Abu al-Husain al Basri yang nama aslinya ialah: Muhammad Bin ‘Ali Bin At Tayib Al Basri, beliau adalah ahli kalam dari kalangan Muktazilah, beliau juga salah satu imam mereka(Muktazilah), beliau juga orang yang bagus dalam ilmu kalam, yang indah kata-katanya, luas pengetahuannya, imam pada masanya. Dan beliau juga banyak mengarang buku yang memiliki kelebihan dari yang lain dalam bidang ushul fiqh. Salah satu bukunya adalah al mu’tamad, dan buku itu adalah karya terbesarnya. Fakhru Ad Din Ar Razi banyak mengutip darinya dalam penulisan kitab al mahsũl, dan beliau juga memiliki buku Tasfihul Adilla dan, Ghororu Al Adillah beberapa jilid, dan sarah al usul al hkamsah, dan juga kitab tentang imamah, dan selain itu beliau juga memiliki kitab Al Ushul Ad Dîn, dan manusia memperoleh manfaat dari buku-bukunya. Beliau tinggal di Baghdad, dan wafat di Baghdad pada hari selasa 5 Rabiul Akhir 436 H/1044 M, semoga Allah merahmatinya, dan dikebumikan di pemakaman Asy Syũnîzî, dan salah satu yang menshalatkannya adalah Al Qâdhî Abũ ‘Abdillah Ash Shoîmirî.[4]
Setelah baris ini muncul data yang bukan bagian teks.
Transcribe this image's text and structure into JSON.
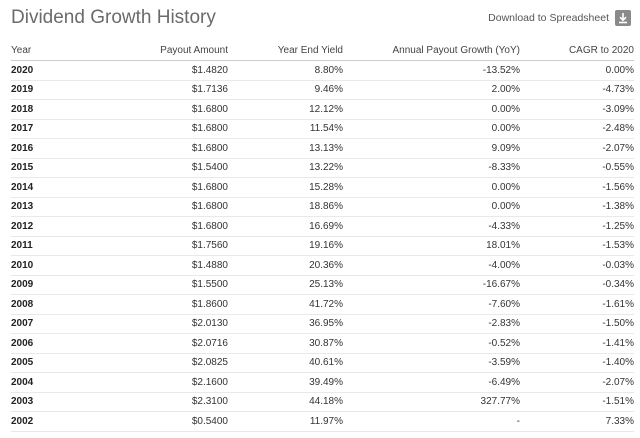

B. Pengaruh Aqidah Muktazilah Terhadap Pandangan Ushul Fikih Mereka.
Sebelum membahas mengenai pengaruh akidah Muktazilah terhadap pemikiran ushul fikih mereka, terlebih dahulu akan dipaparkan secara global prinsip-prinsip akidah mereka. Akidah golongan Muktazilah yang paling utama adalah lima pokok ajaran yang mereka sebut al-ushul al-khamsah, atau lima pilar utama. Kelima prinsip tersebut diurutkan menurut kepentingan dan kedudukannya, yaitu :
1. Ke-Esaan (at-Tauhid),
2. Keadilan (al-‘Adlu),
3. Janji dan Ancaman (al-Wa’du wa al-Wa’id),
4. Tempat di antara dua tempat (al-Manzilatu baina al-manzilataini) dan
5. Menyuruh berbuat baik dan melarang segala kemungkaran (amar ma’tuf nahi munkar).[5]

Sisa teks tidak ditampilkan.